You can't go far without passing a cluster of umbrella-covered stands, selling mammoth pink segments of pomelo or skewers of meat or noodle soups. Finally, you stop at a vendor set up beside an alley, a woman presiding over more than a dozen aluminum trays, each piled with dish you can't for the life of you identify. Still, you want to eat them all.
It's in this type of restaurant, called raan khao kaeng (roughly, curry-over-rice shops), where many visitors to Thailand, not just to Bangkok, come across kai kaphrao, a stir-fry of pork or chicken seasoned aggressively with garlic, chiles, fish sauce, soy sauce, and a touch of sugar. It's a common morning food (Thais don't eat breakfast the way we do), but it's also lunch, it's a late-afternoon snack, it's whatever you want it to be.
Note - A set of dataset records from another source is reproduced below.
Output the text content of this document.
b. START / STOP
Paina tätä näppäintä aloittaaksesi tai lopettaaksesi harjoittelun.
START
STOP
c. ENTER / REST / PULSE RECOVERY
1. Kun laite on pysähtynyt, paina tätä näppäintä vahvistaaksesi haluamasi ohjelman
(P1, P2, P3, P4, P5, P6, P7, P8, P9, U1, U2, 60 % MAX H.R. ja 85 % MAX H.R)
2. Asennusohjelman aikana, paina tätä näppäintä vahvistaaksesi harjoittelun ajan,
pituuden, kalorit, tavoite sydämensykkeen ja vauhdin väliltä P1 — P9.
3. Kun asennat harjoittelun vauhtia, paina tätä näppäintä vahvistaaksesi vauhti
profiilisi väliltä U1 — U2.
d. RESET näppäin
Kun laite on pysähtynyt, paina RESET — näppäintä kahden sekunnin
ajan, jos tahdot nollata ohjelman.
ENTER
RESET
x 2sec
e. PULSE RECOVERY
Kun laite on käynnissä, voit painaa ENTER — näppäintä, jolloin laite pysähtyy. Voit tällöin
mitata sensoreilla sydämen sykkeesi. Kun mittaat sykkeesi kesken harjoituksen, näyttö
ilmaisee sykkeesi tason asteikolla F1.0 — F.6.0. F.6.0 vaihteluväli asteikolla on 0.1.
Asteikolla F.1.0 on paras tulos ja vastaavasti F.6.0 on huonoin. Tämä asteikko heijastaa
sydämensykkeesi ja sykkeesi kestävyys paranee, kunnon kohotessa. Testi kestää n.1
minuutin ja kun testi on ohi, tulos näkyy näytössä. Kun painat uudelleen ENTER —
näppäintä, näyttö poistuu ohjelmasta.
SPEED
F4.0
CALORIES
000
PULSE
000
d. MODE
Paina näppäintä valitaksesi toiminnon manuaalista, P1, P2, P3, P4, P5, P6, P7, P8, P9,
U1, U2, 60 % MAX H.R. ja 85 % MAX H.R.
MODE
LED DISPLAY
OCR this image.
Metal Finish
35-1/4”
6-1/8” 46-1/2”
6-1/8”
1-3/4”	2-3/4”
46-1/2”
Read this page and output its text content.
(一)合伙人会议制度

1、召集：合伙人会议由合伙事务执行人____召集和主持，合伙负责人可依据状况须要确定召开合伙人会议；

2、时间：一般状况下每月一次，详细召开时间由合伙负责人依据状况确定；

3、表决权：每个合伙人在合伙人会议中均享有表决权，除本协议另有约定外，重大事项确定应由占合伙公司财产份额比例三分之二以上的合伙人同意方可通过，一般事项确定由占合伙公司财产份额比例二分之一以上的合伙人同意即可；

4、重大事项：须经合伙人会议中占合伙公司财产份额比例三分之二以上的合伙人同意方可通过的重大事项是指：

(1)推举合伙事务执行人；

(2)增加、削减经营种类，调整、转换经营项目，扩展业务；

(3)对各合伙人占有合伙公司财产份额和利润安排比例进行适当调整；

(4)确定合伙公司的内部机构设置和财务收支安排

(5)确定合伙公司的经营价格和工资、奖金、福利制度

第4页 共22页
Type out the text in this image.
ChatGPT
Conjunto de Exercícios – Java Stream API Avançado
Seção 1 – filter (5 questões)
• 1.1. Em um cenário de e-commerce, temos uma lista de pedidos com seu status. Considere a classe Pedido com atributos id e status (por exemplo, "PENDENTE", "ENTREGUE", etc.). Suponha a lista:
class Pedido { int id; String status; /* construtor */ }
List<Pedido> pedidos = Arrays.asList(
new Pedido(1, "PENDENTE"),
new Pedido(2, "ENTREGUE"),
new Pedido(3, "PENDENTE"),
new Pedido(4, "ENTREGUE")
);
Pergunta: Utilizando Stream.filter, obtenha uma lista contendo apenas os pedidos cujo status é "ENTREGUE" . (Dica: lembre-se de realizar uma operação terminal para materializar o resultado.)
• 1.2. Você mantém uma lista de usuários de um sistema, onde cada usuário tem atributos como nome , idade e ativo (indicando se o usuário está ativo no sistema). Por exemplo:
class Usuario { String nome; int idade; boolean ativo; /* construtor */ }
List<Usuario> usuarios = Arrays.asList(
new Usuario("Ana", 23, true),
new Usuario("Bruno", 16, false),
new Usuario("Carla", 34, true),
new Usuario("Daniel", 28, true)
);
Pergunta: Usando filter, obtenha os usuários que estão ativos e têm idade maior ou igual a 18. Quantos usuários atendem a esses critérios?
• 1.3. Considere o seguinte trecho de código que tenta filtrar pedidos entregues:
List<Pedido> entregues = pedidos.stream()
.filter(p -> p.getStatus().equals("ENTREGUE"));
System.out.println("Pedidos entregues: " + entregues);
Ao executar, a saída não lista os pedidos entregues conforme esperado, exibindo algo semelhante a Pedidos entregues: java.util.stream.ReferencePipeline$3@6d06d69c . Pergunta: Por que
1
Served beside a heap of jasmine rice and perhaps a crisp-edged fried egg, it is a fine example of aahaan jaan diaw, what Thais call a one-plate meal.
The dish is defined by a last-minute dose of kaphrao (holy or hot basil), an ingredient so essential that the dish is named for it. For short, people often order it as phat kaphrao, literally "stir-fried holy basil." In the US, we'd never give top billing to an herb. Dill salad? No, it's egg salad. Grilled rosemary? No, it's a charred steak -- so what if it happens to be perfumed by a few sprigs?
The herb has a very particular flavor, to be sure, a distinctive peppery heat, but in Thailand, it's prized for its powerful aroma. The notion of aroma eclipsing flavor can sometime confound us Westerners. Ask a Thai person to describe holy basil and the first thing they'll say is hom, or "smells good." You'll notice that versions that people have cooked for themselves and their families, compared to those sold by street vendors, contain even more holy basil, which is relatively pricey in Thailand. That's one benefit of making it yourself -- you control the size of the handful. The other is being above the hot pan when you add that handful, the pleasure of being in a room overtaken by its scent.